News of the potential deal surfaced Tuesday when the Wall Street Journal reported Uber was considering a bid for Grubhub to bolster its own food delivery business, Uber Eats. It's not yet clear if such a deal will materialize. A spokesperson for Grubhub declined to comment and Uber did not respond to press inquiries Thursday.

Cicilline has previously called for a moratorium on merger activity during the pandemic and said in this week's statement that the Uber deal is the type of combination he was hoping to keep at bay.

"We cannot allow these corporations to monopolize food delivery, especially amid a crisis that is rendering American families and local restaurants more dependent than ever on these very services," Cicilline said. "This deal underscores the urgency for a merger moratorium, which I and several of my colleagues have been urging our caucus to support."

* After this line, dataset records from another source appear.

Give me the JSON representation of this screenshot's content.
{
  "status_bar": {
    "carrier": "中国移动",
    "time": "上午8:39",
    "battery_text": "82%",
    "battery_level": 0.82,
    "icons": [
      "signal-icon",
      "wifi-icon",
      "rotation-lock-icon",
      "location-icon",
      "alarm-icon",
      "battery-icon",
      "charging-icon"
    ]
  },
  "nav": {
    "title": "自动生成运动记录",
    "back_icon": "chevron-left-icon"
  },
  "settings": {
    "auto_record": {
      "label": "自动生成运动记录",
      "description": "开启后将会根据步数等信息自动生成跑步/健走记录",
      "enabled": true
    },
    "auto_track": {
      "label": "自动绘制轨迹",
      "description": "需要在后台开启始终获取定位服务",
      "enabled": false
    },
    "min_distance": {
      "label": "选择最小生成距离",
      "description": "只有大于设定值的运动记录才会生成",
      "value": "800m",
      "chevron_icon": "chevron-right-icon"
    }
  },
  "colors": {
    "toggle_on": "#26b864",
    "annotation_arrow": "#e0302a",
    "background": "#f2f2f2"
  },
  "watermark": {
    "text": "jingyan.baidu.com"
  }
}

The lawmaker was also part of a congressional coalition that called on the Federal Reserve and the U.S. Department of the Treasury to bar large corporations that receive coronavirus relief aid from scooping up struggling businesses.

In a letter to the agencies Wednesday, Cicilline and a pair of former presidential hopefuls, Sens. Elizabeth Warren, D-Mass., and Amy Klobuchar, D-Minn., said funding from a federal rescue package needs to come with strings attached to restrict businesses from undertaking any mergers that might be bad for competition.